11.03.2011

The ship at sea




Last evening I heard Mark Strand read in a living room by the Hudson River. This was happenstance. Not the river nor Strand--but my being there. I was working in the apartment; it's a job I've had for ten years now.


After hours, below stairs.


When I arrived, Mark Strand was already in the living room by the floor-to-ceiling windows--and there are floor-to-ceiling windows all around the apartment, with views of the water and the lights and the cars and all that is beautiful in the city. When viewed through glass, the city is always beautiful.


Mark Strand is imposing, immense, even in his frailty. His voice, once strong, is thin. He speaks as he moves: slowly, picking his way as though avoiding loose stones. He read like a ship at sea: steady onward, turning slowly, leaving all stirred in his wake.


When he read his new poems--which he does not call poems because they are written in prose, as sentences--he sat on the linen-colored sofa, a yellow lab at his side. [This dog, who lives in the apartment, knows instinctively which is the premier position in any setting.] There were hushed silences, nearly prayerful, supplicants at the feet of the knowing. His new book, to be released on 3 January 2012, is called Almost Invisible. The next, Strand says, will be called Invisible.


The dog slept.


This is a poem from twenty-one years ago that Strand wrote, but did not read.


The Idea



For us, too, there was a wish to possess
Something beyond the world we knew, beyond ourselves,
Beyond our power to imagine, something nevertheless
In which we might see ourselves; and this desire
Came always in passing, in waning light, and in such cold
That ice on the valley’s lakes cracked and rolled,
And blowing snow covered what earth we saw,
And scenes from the past, when they surfaced again,
Looked not as they had, but ghostly and white
Among false curves and hidden erasures;
And never once did we feel we were close
Until the night wind said, “Why do this,
Especially now? Go back to the place you belong;”
And there appeared , with its windows glowing, small,
In the distance, in the frozen reaches, a cabin;
And we stood before it, amazed at its being there,
And would have gone forward and opened the door,
And stepped into the glow and warmed ourselves there,
But that it was ours by not being ours,
And should remain empty. That was the idea.



[His voice is here.]


The dog slept until applause broke into the room, and then he sat up, assured that it was for him.









2.27.2011

The Ferry from Tripoli



It has been a long time away. One could think of it as a kind of voyage, but it's really more a case of distraction, of not fully being present in any way.

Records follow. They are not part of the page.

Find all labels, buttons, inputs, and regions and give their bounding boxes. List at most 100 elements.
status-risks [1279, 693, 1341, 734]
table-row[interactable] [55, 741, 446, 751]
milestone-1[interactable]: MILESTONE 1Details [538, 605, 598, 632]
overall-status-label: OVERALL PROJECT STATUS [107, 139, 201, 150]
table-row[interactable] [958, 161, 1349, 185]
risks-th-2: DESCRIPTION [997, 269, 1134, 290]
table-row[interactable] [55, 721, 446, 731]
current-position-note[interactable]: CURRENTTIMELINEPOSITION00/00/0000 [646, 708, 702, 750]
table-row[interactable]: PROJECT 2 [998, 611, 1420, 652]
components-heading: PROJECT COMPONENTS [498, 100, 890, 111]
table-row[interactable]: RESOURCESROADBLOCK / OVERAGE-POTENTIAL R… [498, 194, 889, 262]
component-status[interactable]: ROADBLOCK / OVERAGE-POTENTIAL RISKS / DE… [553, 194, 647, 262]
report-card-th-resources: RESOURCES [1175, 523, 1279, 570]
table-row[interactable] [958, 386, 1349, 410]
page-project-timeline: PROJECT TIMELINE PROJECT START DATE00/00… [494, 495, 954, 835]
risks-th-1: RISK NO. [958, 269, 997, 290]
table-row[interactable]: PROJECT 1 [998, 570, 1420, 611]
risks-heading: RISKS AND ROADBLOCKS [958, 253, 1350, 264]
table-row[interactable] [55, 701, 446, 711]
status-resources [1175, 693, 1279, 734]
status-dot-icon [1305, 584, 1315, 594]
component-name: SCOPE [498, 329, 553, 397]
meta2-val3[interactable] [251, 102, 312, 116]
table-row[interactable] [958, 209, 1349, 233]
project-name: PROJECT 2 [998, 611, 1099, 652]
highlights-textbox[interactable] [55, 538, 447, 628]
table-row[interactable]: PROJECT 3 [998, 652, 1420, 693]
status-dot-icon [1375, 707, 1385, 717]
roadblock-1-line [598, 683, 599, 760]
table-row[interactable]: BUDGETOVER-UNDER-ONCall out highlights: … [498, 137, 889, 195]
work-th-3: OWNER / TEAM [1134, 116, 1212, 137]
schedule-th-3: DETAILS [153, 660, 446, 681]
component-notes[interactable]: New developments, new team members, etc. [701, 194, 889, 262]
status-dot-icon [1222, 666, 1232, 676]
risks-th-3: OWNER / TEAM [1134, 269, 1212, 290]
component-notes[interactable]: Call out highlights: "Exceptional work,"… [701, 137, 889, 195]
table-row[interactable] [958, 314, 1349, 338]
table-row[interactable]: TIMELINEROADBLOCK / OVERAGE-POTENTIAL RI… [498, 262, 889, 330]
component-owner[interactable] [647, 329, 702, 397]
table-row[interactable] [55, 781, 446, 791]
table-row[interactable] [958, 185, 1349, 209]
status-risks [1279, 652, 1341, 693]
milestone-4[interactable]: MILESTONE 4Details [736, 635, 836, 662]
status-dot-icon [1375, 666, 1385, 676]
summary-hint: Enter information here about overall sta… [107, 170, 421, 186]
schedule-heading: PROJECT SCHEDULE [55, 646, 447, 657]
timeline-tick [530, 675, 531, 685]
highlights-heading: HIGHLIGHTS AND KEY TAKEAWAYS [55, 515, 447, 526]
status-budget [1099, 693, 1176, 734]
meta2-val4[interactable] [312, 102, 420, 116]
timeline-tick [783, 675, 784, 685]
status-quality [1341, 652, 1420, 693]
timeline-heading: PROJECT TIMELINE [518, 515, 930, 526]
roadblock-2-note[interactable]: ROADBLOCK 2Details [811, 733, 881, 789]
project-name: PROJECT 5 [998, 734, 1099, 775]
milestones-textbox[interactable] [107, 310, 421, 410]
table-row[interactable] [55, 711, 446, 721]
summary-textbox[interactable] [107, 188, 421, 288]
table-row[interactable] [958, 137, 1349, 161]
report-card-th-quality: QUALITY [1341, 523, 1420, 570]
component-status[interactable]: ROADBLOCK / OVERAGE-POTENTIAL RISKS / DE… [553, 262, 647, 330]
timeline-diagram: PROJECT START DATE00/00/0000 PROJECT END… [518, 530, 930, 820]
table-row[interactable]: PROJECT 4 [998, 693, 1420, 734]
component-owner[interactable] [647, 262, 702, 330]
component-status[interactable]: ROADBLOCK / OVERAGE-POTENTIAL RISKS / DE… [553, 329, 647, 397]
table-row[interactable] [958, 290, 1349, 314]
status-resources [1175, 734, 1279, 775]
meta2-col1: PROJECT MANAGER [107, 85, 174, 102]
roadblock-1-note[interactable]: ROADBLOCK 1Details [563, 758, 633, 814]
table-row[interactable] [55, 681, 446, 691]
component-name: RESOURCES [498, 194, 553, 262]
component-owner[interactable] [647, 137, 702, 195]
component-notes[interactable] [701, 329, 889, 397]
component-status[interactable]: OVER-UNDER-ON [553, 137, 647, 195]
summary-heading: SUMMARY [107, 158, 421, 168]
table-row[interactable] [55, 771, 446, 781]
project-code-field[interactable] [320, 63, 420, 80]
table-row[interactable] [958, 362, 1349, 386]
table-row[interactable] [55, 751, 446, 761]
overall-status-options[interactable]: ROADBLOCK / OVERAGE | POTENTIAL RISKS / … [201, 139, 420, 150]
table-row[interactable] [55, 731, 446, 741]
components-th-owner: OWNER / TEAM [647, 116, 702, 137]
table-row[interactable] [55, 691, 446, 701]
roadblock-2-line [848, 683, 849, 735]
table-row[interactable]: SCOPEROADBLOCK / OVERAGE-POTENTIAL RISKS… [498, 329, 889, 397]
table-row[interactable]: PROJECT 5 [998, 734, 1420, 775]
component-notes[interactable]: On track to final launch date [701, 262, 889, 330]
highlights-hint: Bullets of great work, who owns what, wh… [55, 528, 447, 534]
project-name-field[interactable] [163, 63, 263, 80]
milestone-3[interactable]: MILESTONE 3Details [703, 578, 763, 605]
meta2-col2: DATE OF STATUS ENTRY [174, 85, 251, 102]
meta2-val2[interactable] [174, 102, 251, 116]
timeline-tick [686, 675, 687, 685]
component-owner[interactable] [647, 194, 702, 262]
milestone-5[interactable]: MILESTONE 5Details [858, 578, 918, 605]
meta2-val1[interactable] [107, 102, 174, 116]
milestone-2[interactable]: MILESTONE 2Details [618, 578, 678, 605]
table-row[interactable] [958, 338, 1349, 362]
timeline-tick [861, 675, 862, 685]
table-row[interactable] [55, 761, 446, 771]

I've been trying to follow the stories coming from the Middle East; my own awareness started with a Facebook post, a plea from a friend who asked, why was no American media reporting about Egypt? And, then, in a day, that changed, as every day began with DATELINE, CAIRO. 


Last week, I was transfixed with the story about the ferry that had been chartered by the United States to take its citizens and other foreigners to Malta. People had been fleeing all week; the airports were jammed. Tens of thousands of workers were boarding flights out of Libya. And yet, for me, it was the rough sea voyage that seemed to capture all that was mythic and horrifying. 


Two days waiting at port for the waters to calm down. An eight-hour journey across rough waters. Hundreds disembarking at a distant port, dragging their luggage, exhausted and triumphant and heartbroken. Each American interviewed said they would return to Libya as soon as possible.


There are so many other migrations, mostly undocumented, likely more dangerous. We only tend to hear about the Americans who lived and died; all others slip into history unknown. 


For me, the whole concept of flight, of fleeing, is deeply impressed upon me. It's an inheritance; it feels like a part of my body, like the particular shape of my fingers or the nature of my gait. Tao nan. To flee a calamity or a burden. I have friends who fled their homes, usually at night, often as children. Bundled into cars and then ships and then planes to faraway places that were not home when they woke up. My mother fled within her own country, which was vast enough to be another continent when she woke up one day and had stopped moving.


So the notion of a ferry sailing from a port in Tripoli--which instead sounds so poetic, like embarking on a love affair--is really another print made from a long-ago negative. People fleeing from madness and a firestorm, people setting off in the night into an unknown because all other, probably preferable, choices have been exhausted. Unlike most people who flee, the ones on the ferry from Tripoli will have options, and the place from which they fled was not their ancestral homeland. That landscape does not quite have the same imprint on the heart, and its vanishing does not evoke the same loss.